Schwartz’s daughter, Sabrina Mann, also helped her through those difficult times. 

That same year, Staal’s  89-year-old husband, Murray Staal, died of complications of old age. “My husband’s death was more expected because of his age,” Staal said. “But it was still difficult.” 

After his death, Staal was living alone at the home in Manhasset  she had shared wtih her husband. Schwartz was living alone in Montclair. Staal asked Schwartz if she would like to come stay in Manhasset, and the two have lived together ever since.

“Going through deaths keeps us aware that it’s a gift right now that we’re together and above ground,” Staal said. 
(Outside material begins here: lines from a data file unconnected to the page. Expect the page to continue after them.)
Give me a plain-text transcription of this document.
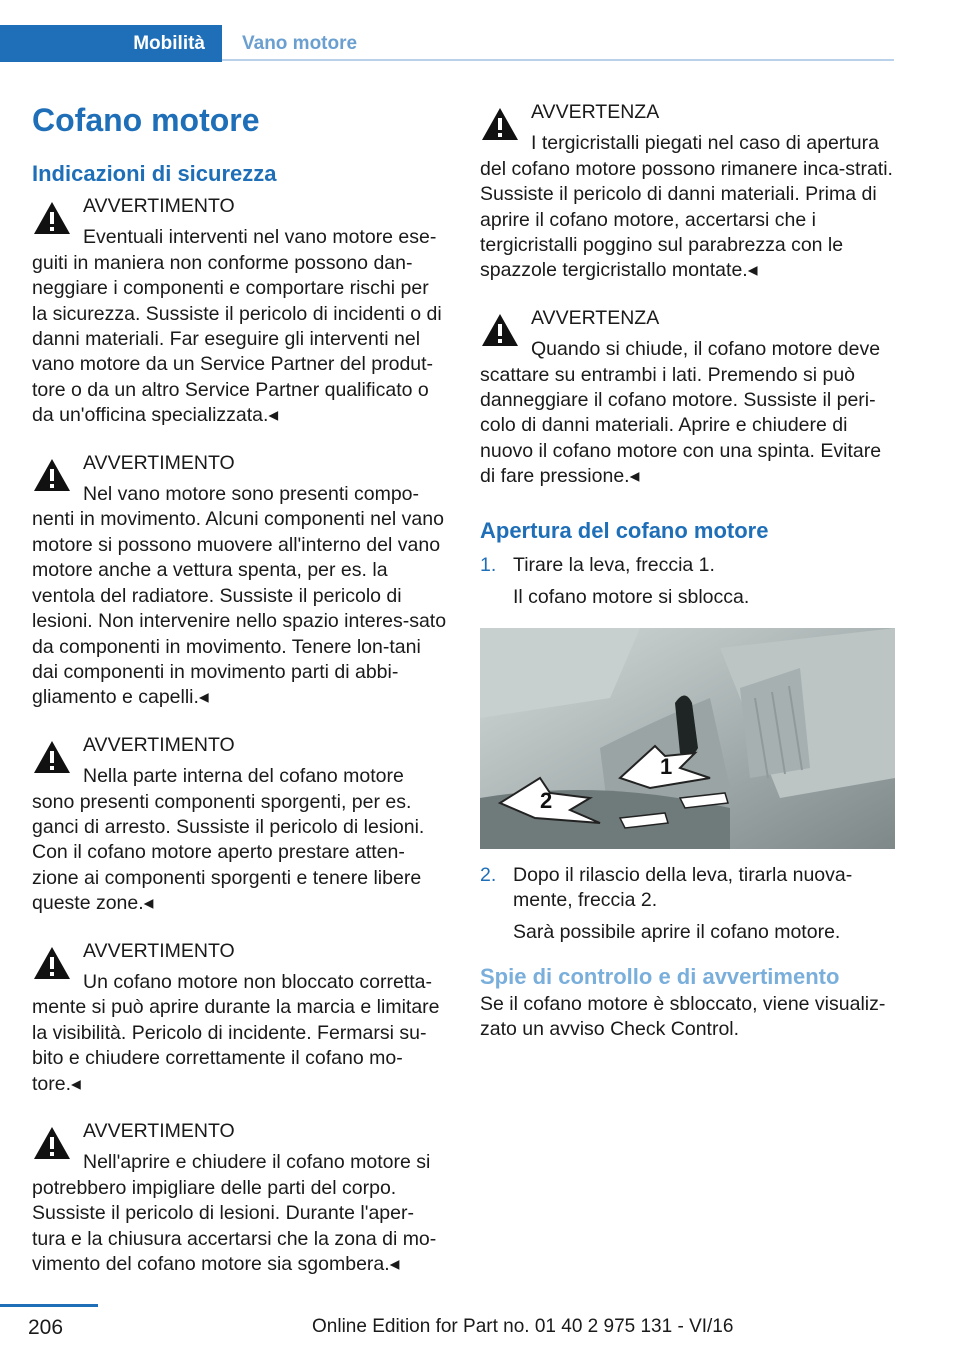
Mobilità Vano motore
Cofano motore
Indicazioni di sicurezza
AVVERTIMENTO
Eventuali interventi nel vano motore ese-
guiti in maniera non conforme possono dan-neggiare i componenti e comportare rischi per la sicurezza. Sussiste il pericolo di incidenti o di danni materiali. Far eseguire gli interventi nel vano motore da un Service Partner del produt-tore o da un altro Service Partner qualificato o da un'officina specializzata.◂
AVVERTIMENTO
Nel vano motore sono presenti compo-
nenti in movimento. Alcuni componenti nel vano motore si possono muovere all'interno del vano motore anche a vettura spenta, per es. la ventola del radiatore. Sussiste il pericolo di lesioni. Non intervenire nello spazio interes-sato da componenti in movimento. Tenere lon-tani dai componenti in movimento parti di abbi-gliamento e capelli.◂
AVVERTIMENTO
Nella parte interna del cofano motore
sono presenti componenti sporgenti, per es. ganci di arresto. Sussiste il pericolo di lesioni. Con il cofano motore aperto prestare atten-zione ai componenti sporgenti e tenere libere queste zone.◂
AVVERTIMENTO
Un cofano motore non bloccato corretta-
mente si può aprire durante la marcia e limitare la visibilità. Pericolo di incidente. Fermarsi su-bito e chiudere correttamente il cofano mo-tore.◂
AVVERTIMENTO
Nell'aprire e chiudere il cofano motore si
potrebbero impigliare delle parti del corpo. Sussiste il pericolo di lesioni. Durante l'aper-tura e la chiusura accertarsi che la zona di mo-vimento del cofano motore sia sgombera.◂
AVVERTENZA
I tergicristalli piegati nel caso di apertura
del cofano motore possono rimanere inca-strati. Sussiste il pericolo di danni materiali. Prima di aprire il cofano motore, accertarsi che i tergicristalli poggino sul parabrezza con le spazzole tergicristallo montate.◂
AVVERTENZA
Quando si chiude, il cofano motore deve
scattare su entrambi i lati. Premendo si può danneggiare il cofano motore. Sussiste il peri-colo di danni materiali. Aprire e chiudere di nuovo il cofano motore con una spinta. Evitare di fare pressione.◂
Apertura del cofano motore
1. Tirare la leva, freccia 1.
Il cofano motore si sblocca.
1
2
2. Dopo il rilascio della leva, tirarla nuova-mente, freccia 2.
Sarà possibile aprire il cofano motore.
Spie di controllo e di avvertimento

Se il cofano motore è sbloccato, viene visualiz-zato un avviso Check Control.

206	Online Edition for Part no. 01 40 2 975 131 - VI/16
Both of them operate private therapy practices in offices that adjoin their home. “We share many patients,” Staal said. She explained that some go to Schwartz for acupuncture and then have a session of talk therapy with Staal directly afterward.

For years, Staal has worked with patients in Port Washington, some of whom have moved elsewhere to places like California or England, where they call her for sessions over the phone. In 2013, a few of her patients in Japan invited her and Schwartz to hold workshops on how to cope with stress. They spent three weeks with expatriates in Tokyo, Kyoto and Hakomi. 

Schwartz and Staal considered the collaboration the first initiative of their Twin Project, an organization they founded shortly thereafter to share their story and their therapeutic expertise with others. Their next event is a lecture at the Shelter Rock Public Library this summer. 

“We’ve learned that as we move out into the world we can help others and ourselves,” Staal said.